Gonzalo Sánchez |

Roma (EFE).- «¡Parece una avispa!». Esta expresión de sorpresa sonó en el nacimiento, hace ochenta años, de la que sería una de las motocicletas más famosas de la historia, la Vespa, todo un icono italiano que sigue rodando por las calles del mundo, ensalzada en la cultura popular desde el cine, la música o el arte.

Con el paso de los años, esta famosa ‘scooter’ se ha extendido por el planeta con infinidad de ejemplares -19 millones fabricadas entre 1946 y 2021- y declinada en más de 160 modelos distintos con los que ha ido adaptándose paulatinamente a los nuevos tiempos y mercados.

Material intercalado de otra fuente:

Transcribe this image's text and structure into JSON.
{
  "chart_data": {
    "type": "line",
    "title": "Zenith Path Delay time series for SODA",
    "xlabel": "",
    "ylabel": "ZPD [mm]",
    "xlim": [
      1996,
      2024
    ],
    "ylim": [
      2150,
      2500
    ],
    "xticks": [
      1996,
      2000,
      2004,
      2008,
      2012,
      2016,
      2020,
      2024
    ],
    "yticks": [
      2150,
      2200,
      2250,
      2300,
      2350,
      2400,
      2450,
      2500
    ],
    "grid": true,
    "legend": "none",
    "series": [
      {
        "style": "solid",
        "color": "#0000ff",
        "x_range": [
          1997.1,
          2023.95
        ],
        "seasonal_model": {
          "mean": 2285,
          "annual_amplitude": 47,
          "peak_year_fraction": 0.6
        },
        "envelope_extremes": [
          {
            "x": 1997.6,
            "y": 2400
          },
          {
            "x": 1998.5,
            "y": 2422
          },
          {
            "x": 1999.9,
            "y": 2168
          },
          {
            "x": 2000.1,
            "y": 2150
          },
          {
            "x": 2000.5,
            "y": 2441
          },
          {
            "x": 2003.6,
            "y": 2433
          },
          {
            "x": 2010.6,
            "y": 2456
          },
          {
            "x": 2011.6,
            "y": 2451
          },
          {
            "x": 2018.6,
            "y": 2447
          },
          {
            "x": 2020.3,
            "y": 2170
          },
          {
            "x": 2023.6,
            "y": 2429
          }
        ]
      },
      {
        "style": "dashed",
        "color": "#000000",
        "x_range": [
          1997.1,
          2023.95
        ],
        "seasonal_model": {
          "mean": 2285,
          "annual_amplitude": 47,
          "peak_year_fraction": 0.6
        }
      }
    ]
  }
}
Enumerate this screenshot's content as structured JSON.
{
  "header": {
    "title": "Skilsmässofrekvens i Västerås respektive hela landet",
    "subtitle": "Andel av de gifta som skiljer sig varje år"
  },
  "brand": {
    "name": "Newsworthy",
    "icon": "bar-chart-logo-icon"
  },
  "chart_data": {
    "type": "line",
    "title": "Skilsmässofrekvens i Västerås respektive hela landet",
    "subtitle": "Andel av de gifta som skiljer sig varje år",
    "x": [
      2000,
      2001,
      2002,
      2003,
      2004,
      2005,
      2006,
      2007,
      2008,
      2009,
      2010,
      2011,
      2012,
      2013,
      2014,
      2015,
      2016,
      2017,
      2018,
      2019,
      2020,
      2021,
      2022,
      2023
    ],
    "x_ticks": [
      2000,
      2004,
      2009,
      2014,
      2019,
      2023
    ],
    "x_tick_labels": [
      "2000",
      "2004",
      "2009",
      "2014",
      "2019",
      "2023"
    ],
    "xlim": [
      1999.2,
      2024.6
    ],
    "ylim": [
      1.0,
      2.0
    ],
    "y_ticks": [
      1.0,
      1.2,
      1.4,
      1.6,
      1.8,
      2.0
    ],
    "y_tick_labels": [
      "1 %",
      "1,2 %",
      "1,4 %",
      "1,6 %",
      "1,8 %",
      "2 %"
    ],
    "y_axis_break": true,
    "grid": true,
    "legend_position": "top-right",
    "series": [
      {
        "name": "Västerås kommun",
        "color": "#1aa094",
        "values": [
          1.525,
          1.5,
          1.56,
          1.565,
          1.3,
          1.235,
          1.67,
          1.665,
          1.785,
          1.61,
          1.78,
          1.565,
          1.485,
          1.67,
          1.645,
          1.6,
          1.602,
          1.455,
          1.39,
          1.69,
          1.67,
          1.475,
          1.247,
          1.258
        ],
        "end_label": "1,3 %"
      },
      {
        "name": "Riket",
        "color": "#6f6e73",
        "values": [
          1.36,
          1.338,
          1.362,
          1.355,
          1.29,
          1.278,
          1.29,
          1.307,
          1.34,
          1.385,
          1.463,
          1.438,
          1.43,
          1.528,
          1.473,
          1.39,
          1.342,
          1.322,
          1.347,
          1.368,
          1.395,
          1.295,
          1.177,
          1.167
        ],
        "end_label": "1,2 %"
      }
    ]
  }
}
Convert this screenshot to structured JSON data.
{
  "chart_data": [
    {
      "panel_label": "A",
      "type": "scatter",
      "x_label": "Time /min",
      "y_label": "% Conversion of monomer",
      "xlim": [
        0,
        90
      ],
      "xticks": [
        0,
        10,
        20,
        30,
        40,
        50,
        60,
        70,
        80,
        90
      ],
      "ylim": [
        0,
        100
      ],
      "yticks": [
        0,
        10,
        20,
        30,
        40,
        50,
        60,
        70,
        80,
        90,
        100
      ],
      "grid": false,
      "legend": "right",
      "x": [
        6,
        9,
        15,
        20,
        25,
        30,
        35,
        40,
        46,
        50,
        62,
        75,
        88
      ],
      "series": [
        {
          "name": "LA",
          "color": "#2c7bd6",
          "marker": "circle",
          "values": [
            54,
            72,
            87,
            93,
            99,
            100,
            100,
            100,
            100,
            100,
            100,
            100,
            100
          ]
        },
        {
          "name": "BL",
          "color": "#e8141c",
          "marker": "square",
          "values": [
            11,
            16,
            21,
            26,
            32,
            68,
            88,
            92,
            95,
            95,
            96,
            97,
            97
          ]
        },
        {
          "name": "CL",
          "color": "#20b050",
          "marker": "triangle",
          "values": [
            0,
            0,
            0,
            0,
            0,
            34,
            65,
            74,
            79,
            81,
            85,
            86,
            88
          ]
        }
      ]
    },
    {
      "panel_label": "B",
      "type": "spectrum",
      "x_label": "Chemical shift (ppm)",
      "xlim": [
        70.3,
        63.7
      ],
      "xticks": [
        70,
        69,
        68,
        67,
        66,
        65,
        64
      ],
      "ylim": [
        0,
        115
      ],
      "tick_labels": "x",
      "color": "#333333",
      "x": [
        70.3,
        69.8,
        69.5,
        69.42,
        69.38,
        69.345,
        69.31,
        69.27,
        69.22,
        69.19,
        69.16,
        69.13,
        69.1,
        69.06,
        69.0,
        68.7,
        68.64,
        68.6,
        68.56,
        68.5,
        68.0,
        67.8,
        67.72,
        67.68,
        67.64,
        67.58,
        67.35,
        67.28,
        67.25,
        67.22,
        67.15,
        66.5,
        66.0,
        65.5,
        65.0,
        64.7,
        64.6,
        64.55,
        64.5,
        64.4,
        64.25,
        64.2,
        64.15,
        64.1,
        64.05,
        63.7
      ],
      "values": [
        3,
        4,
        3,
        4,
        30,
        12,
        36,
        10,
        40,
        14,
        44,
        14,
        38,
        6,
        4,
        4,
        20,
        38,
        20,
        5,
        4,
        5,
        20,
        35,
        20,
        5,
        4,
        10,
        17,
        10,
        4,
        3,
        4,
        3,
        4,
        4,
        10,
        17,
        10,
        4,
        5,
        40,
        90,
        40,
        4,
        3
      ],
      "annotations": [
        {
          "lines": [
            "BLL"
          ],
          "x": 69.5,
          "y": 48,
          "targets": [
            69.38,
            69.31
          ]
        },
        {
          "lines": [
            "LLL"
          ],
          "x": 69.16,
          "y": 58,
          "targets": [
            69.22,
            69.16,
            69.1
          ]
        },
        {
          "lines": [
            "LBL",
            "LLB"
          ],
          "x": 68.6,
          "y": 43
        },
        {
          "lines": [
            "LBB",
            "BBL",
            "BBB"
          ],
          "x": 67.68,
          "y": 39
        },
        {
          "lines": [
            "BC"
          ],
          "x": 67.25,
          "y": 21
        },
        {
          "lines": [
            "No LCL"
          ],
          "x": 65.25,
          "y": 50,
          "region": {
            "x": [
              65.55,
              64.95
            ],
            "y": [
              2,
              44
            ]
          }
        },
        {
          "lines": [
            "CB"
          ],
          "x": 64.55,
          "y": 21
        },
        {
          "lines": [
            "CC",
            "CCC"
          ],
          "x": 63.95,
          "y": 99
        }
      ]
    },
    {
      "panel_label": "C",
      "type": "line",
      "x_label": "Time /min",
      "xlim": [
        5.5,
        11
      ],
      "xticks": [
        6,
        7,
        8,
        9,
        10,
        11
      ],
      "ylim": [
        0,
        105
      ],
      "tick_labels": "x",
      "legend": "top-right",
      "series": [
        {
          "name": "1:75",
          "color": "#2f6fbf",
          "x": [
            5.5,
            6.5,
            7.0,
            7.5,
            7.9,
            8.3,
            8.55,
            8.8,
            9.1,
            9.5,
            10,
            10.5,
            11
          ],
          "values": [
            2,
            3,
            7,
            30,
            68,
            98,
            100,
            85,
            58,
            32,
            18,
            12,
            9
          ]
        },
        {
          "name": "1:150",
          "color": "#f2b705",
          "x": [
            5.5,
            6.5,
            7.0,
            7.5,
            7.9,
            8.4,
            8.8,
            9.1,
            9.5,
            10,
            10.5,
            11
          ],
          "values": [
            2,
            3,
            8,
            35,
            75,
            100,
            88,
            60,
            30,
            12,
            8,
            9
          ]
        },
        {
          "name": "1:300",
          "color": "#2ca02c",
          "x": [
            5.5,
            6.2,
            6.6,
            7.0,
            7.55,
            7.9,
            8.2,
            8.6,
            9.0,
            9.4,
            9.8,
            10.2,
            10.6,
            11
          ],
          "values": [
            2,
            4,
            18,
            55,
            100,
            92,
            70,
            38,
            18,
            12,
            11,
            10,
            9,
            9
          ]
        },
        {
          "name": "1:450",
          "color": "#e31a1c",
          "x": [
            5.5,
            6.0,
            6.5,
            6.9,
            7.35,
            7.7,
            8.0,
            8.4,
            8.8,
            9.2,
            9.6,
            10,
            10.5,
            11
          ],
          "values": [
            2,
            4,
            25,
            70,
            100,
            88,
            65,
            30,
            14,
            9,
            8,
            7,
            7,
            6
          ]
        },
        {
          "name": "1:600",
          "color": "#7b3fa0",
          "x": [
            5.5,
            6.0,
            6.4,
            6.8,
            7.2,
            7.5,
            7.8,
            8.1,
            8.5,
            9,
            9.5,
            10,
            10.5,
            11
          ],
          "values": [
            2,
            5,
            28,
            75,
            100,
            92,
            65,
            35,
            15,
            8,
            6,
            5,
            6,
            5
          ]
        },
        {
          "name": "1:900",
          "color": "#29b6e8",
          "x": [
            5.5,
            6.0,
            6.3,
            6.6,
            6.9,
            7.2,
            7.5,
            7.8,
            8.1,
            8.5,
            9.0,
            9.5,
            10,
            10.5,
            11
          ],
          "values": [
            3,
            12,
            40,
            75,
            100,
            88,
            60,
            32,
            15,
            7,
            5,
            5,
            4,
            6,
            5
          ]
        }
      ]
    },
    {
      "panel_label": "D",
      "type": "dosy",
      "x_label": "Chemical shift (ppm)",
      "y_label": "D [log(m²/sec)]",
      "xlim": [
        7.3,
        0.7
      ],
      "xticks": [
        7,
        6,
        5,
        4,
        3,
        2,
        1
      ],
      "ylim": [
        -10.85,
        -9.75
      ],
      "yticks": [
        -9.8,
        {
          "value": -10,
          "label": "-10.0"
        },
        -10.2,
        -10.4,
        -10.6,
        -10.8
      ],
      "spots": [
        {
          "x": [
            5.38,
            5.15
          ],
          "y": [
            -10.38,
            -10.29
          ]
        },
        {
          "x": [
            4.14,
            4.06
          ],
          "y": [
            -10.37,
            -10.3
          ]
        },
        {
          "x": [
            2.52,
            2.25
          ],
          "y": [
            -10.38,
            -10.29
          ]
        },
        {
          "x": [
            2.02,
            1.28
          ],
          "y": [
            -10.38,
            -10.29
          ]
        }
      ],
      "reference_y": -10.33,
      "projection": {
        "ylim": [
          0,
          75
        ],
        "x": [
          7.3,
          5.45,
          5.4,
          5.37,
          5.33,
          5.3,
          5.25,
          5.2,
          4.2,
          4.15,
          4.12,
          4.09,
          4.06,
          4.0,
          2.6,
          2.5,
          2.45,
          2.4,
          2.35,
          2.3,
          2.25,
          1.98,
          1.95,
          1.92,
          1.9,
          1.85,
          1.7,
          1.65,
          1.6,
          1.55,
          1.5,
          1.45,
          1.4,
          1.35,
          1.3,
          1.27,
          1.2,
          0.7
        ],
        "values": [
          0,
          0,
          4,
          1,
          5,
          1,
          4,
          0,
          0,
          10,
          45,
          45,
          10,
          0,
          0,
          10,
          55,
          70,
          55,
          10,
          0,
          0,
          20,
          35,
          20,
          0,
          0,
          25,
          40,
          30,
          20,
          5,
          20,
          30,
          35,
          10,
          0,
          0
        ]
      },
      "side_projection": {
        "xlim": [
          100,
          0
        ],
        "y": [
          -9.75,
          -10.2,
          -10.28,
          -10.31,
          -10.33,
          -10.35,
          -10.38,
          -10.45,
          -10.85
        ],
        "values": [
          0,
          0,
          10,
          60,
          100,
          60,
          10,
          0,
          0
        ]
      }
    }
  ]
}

El origen de esta historia se sitúa en la Italia de la posguerra y en los deseos del empresario Enrico Piaggio de revolucionar la movilidad con un vehículo a dos ruedas barato, ágil y que pudiera ser conducido por «hombres, mujeres y hasta por un cura en sotana».

Tras un primer intento en 1944 con el prototipo ‘MP5 Paperino’, su intención fue finalmente satisfecha por la propuesta del ingeniero Corradino D’Ascanio: una moto ligera y de formas sinuosas cuyo motor emitía un zumbido ciertamente similar al del insecto: era la Vespa.